Une réflexion du père Thomas Rosica c.s.b. pour la fête de Saint Joseph, 20 mars 2017 (Traduction: Francis Denis)
Un des événements les plus marquants de notre récent pèlerinage en Terre Sainte fut le temps que nous avons passé à Nazareth et la visite des fouilles archéologiques sous le couvent des sœurs de Nazareth. Bien que la ville de Nazareth soit connue pour son imposante Basilique de l’Annonciation, construite au-dessus de la grotte où eut lieu l’Annonciation à Marie et dont l’entretien est entre les mains des Franciscains de la Custodie de Terre Sainte, les excavations sous le couvent des sœurs de Nazareth qui se trouve de l’autre côté de la rue face à la Basilique sont tout aussi fascinantes. Ce site relativement peu connu permet de voir une maison datant du premier siècle. Aujourd’hui, on croit qu’il s’agit de l’endroit où Jésus a été élevé par Marie et Joseph. La maison est faite de murs en pierre et en mortier partiellement encastrée dans une colline rocheuse. Ces fouilles commencent tranquillement à être reconnues comme la « maison et l’église de la nutrition » (endroit ou la Sainte Famille s’est installée et a vécu) ainsi qu’un lieu à proximité de la tombe du Juste de Nazareth, saint Joseph.
Les premières excavations au couvent datent de 1984. À cette époque, les sœurs faisaient des réparations dans une citerne de leur cellier lorsqu’elles découvrirent d’anciennes pierres travaillées qui s’avérèrent être une chambre dotée d’une voute. Les sœurs et des jeunes filles de leur école, avec quelques hommes de construction, creusèrent plus profondément et tirèrent de la terre d’autres structures de pierre, incluant deux tombeaux taillées dans la pierre. En 1936, le père jésuite Henri Senès, qui était architecte avant de devenir prêtre, a visité le site et a enregistré les détails des structures découvertes par les sœurs dans leur sous-sol. Son travail n’avait jamais été publié et, donc, personne ne connaissait ce lieu sinon les sœurs et les personnes qui avaient visité ce couvent. L’archéologue franciscain italien bien connu, p. Bellarmino Bagatti (1905-1990), qui avait fait une enquête sur place en 1937, pensait que tout le complexe était une tombe. C’était l’opinion de la plupart des experts de l’époque. Or, il était impensable qu’une tombe ait pu être construite à proximité d’une maison juive puisque les lois juives sur la pureté l’auraient formellement interdit.
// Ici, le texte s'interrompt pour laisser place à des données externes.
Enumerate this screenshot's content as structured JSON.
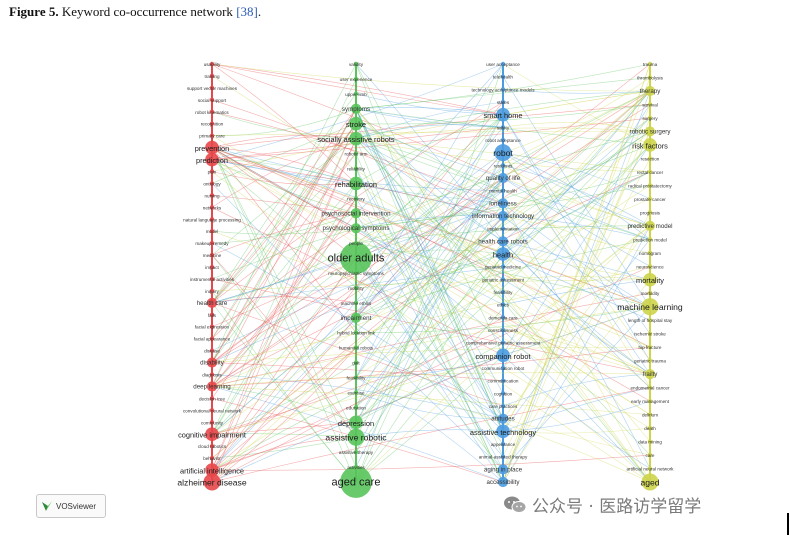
{
  "caption": {
    "label": "Figure 5.",
    "title": "Keyword co-occurrence network",
    "reference": "[38]",
    "end": "."
  },
  "vosviewer_badge": "VOSviewer",
  "watermark": "公众号 · 医路访学留学",
  "colors": {
    "red": "#e8474a",
    "green": "#58c45a",
    "blue": "#4b9be0",
    "yellow": "#cdd44a"
  },
  "clusters": [
    {
      "name": "red",
      "items": [
        {
          "label": "usability",
          "size": 2
        },
        {
          "label": "training",
          "size": 2
        },
        {
          "label": "support vector machines",
          "size": 2
        },
        {
          "label": "social support",
          "size": 2
        },
        {
          "label": "robot kinematics",
          "size": 2
        },
        {
          "label": "recognition",
          "size": 2
        },
        {
          "label": "primary care",
          "size": 2
        },
        {
          "label": "prevention",
          "size": 4
        },
        {
          "label": "prediction",
          "size": 4
        },
        {
          "label": "pain",
          "size": 2
        },
        {
          "label": "ontology",
          "size": 2
        },
        {
          "label": "nursing",
          "size": 2
        },
        {
          "label": "networks",
          "size": 2
        },
        {
          "label": "natural language processing",
          "size": 2
        },
        {
          "label": "model",
          "size": 2
        },
        {
          "label": "makeup-remedy",
          "size": 2
        },
        {
          "label": "medicine",
          "size": 2
        },
        {
          "label": "impact",
          "size": 2
        },
        {
          "label": "instrumental activities",
          "size": 2
        },
        {
          "label": "inquiry",
          "size": 2
        },
        {
          "label": "health care",
          "size": 3
        },
        {
          "label": "falls",
          "size": 2
        },
        {
          "label": "facial expression",
          "size": 2
        },
        {
          "label": "facial appearance",
          "size": 2
        },
        {
          "label": "disease",
          "size": 2
        },
        {
          "label": "disability",
          "size": 3
        },
        {
          "label": "diagnosis",
          "size": 2
        },
        {
          "label": "deep learning",
          "size": 3
        },
        {
          "label": "decision tree",
          "size": 2
        },
        {
          "label": "convolutional neural network",
          "size": 2
        },
        {
          "label": "community",
          "size": 2
        },
        {
          "label": "cognitive impairment",
          "size": 4
        },
        {
          "label": "cloud robotics",
          "size": 2
        },
        {
          "label": "behavior",
          "size": 2
        },
        {
          "label": "artificial intelligence",
          "size": 4
        },
        {
          "label": "alzheimer disease",
          "size": 5
        }
      ]
    },
    {
      "name": "green",
      "items": [
        {
          "label": "validity",
          "size": 2
        },
        {
          "label": "user experience",
          "size": 2
        },
        {
          "label": "upper-limb",
          "size": 2
        },
        {
          "label": "symptoms",
          "size": 3
        },
        {
          "label": "stroke",
          "size": 4
        },
        {
          "label": "socially assistive robots",
          "size": 4
        },
        {
          "label": "robotic arm",
          "size": 2
        },
        {
          "label": "reliability",
          "size": 2
        },
        {
          "label": "rehabilitation",
          "size": 4
        },
        {
          "label": "recovery",
          "size": 2
        },
        {
          "label": "psychosocial intervention",
          "size": 3
        },
        {
          "label": "psychological symptoms",
          "size": 3
        },
        {
          "label": "people",
          "size": 2
        },
        {
          "label": "older adults",
          "size": 7
        },
        {
          "label": "neuropsychiatric symptoms",
          "size": 2
        },
        {
          "label": "mobility",
          "size": 2
        },
        {
          "label": "machine ethics",
          "size": 2
        },
        {
          "label": "impairment",
          "size": 3
        },
        {
          "label": "hybrid location link",
          "size": 2
        },
        {
          "label": "humanoid robots",
          "size": 2
        },
        {
          "label": "gait",
          "size": 2
        },
        {
          "label": "feasibility",
          "size": 2
        },
        {
          "label": "exercise",
          "size": 2
        },
        {
          "label": "education",
          "size": 2
        },
        {
          "label": "depression",
          "size": 4
        },
        {
          "label": "assistive robotic",
          "size": 5
        },
        {
          "label": "assistive therapy",
          "size": 2
        },
        {
          "label": "activities",
          "size": 2
        },
        {
          "label": "aged care",
          "size": 7
        }
      ]
    },
    {
      "name": "blue",
      "items": [
        {
          "label": "user acceptance",
          "size": 2
        },
        {
          "label": "telehealth",
          "size": 2
        },
        {
          "label": "technology acceptance models",
          "size": 2
        },
        {
          "label": "states",
          "size": 2
        },
        {
          "label": "smart home",
          "size": 4
        },
        {
          "label": "safety",
          "size": 2
        },
        {
          "label": "robot acceptance",
          "size": 2
        },
        {
          "label": "robot",
          "size": 5
        },
        {
          "label": "residents",
          "size": 2
        },
        {
          "label": "quality of life",
          "size": 3
        },
        {
          "label": "mental health",
          "size": 2
        },
        {
          "label": "loneliness",
          "size": 3
        },
        {
          "label": "information technology",
          "size": 3
        },
        {
          "label": "implementation",
          "size": 2
        },
        {
          "label": "health care robots",
          "size": 3
        },
        {
          "label": "health",
          "size": 4
        },
        {
          "label": "geriatric medicine",
          "size": 2
        },
        {
          "label": "geriatric assessment",
          "size": 2
        },
        {
          "label": "feasibility",
          "size": 2
        },
        {
          "label": "ethics",
          "size": 2
        },
        {
          "label": "dementia care",
          "size": 2
        },
        {
          "label": "consciousness",
          "size": 2
        },
        {
          "label": "comprehensive geriatric assessment",
          "size": 2
        },
        {
          "label": "companion robot",
          "size": 4
        },
        {
          "label": "communication robot",
          "size": 2
        },
        {
          "label": "communication",
          "size": 2
        },
        {
          "label": "cognition",
          "size": 2
        },
        {
          "label": "care practices",
          "size": 2
        },
        {
          "label": "attitudes",
          "size": 3
        },
        {
          "label": "assistive technology",
          "size": 4
        },
        {
          "label": "appearance",
          "size": 2
        },
        {
          "label": "animal-assisted therapy",
          "size": 2
        },
        {
          "label": "aging in place",
          "size": 3
        },
        {
          "label": "accessibility",
          "size": 3
        }
      ]
    },
    {
      "name": "yellow",
      "items": [
        {
          "label": "trauma",
          "size": 2
        },
        {
          "label": "thrombolysis",
          "size": 2
        },
        {
          "label": "therapy",
          "size": 3
        },
        {
          "label": "survival",
          "size": 2
        },
        {
          "label": "surgery",
          "size": 2
        },
        {
          "label": "robotic surgery",
          "size": 3
        },
        {
          "label": "risk factors",
          "size": 4
        },
        {
          "label": "resection",
          "size": 2
        },
        {
          "label": "rectal cancer",
          "size": 2
        },
        {
          "label": "radical prostatectomy",
          "size": 2
        },
        {
          "label": "prostate cancer",
          "size": 2
        },
        {
          "label": "prognosis",
          "size": 2
        },
        {
          "label": "predictive model",
          "size": 3
        },
        {
          "label": "prediction model",
          "size": 2
        },
        {
          "label": "nomogram",
          "size": 2
        },
        {
          "label": "neuroscience",
          "size": 2
        },
        {
          "label": "mortality",
          "size": 4
        },
        {
          "label": "morbidity",
          "size": 2
        },
        {
          "label": "machine learning",
          "size": 5
        },
        {
          "label": "length of hospital stay",
          "size": 2
        },
        {
          "label": "ischemic stroke",
          "size": 2
        },
        {
          "label": "hip fracture",
          "size": 2
        },
        {
          "label": "geriatric trauma",
          "size": 2
        },
        {
          "label": "frailty",
          "size": 3
        },
        {
          "label": "endometrial cancer",
          "size": 2
        },
        {
          "label": "early management",
          "size": 2
        },
        {
          "label": "delirium",
          "size": 2
        },
        {
          "label": "death",
          "size": 2
        },
        {
          "label": "data mining",
          "size": 2
        },
        {
          "label": "care",
          "size": 2
        },
        {
          "label": "artificial neural network",
          "size": 2
        },
        {
          "label": "aged",
          "size": 5
        }
      ]
    }
  ]
}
En 2006, les sœurs ont permis au groupe
Projet archéologique Nazareth le plein accès au site et mirent également à sa disposition les dessins et les notes du père Senès qu’elles avaient précieusement gardés. Dirigée par
Ken Dark, professeur à l’Université de Reading au Royaume-Unis, une équipe d’archéologues étudia le site. Combinant les analyses du père Senès, les notes des excavations précédentes des sœurs, avec leurs propres recherches, cette équipe reconstitua l’historique du développement du site depuis le premier siècle jusqu’à nos jours. Ainsi, les archéologues datèrent la maison au premier siècle et l’identifièrent comme étant un endroit où des gens qui, bien qu’ayant vécu des siècles après le temps de Jésus, croyaient qu’il s’agissait de la maison où Jésus avait grandi avec Joseph et Marie. « Était-ce la maison où Jésus a grandi ? Scientifiquement parlant c’est impossible à affirmer » déclarait le professeur Dark dans son article écrit dans le magazine
Biblical Archaeology Review. Toutefois, ajoutait-il, « il n’y pas non plus de raison archéologique pour qu’une telle affirmation soit complètement écartée ».
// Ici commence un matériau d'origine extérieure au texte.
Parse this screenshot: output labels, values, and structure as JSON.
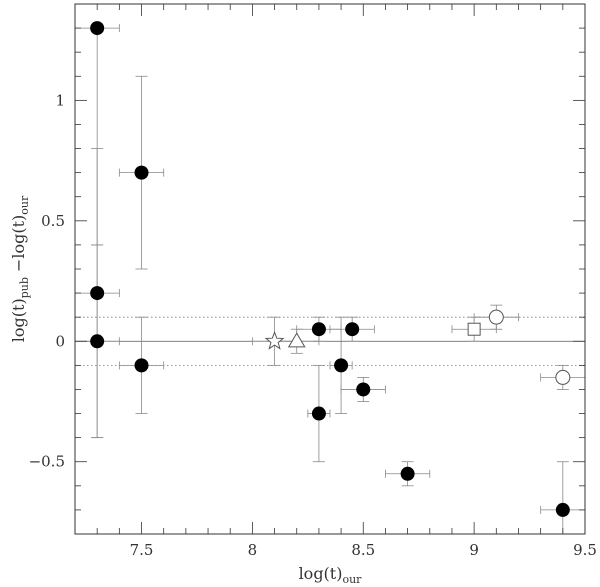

Le professeur Dark et son équipe ont découvert des preuves de l’existence d’une église de l’époque des croisades ainsi qu’une autre de l’ère Bizantine, toutes deux construites sur cette structure de pierre du premier siècle. Ils découvrirent que, des siècles après la vie de Jésus, l’église de la Nutrition fut construite autour de cette maison et des deux tombes adjacentes, mais elle cessa d’être utilisée au 8e siècle. Elle fut reconstruite au 12e siècle lorsque les croisés contrôlaient la région mais elle fut brûlée au 13e siècle. Les tombes ainsi que la maison ont été décorées par des mosaïques durant la période byzantine, suggérant qu’elles étaient d’une importance particulière et possiblement vénérées par des pèlerins.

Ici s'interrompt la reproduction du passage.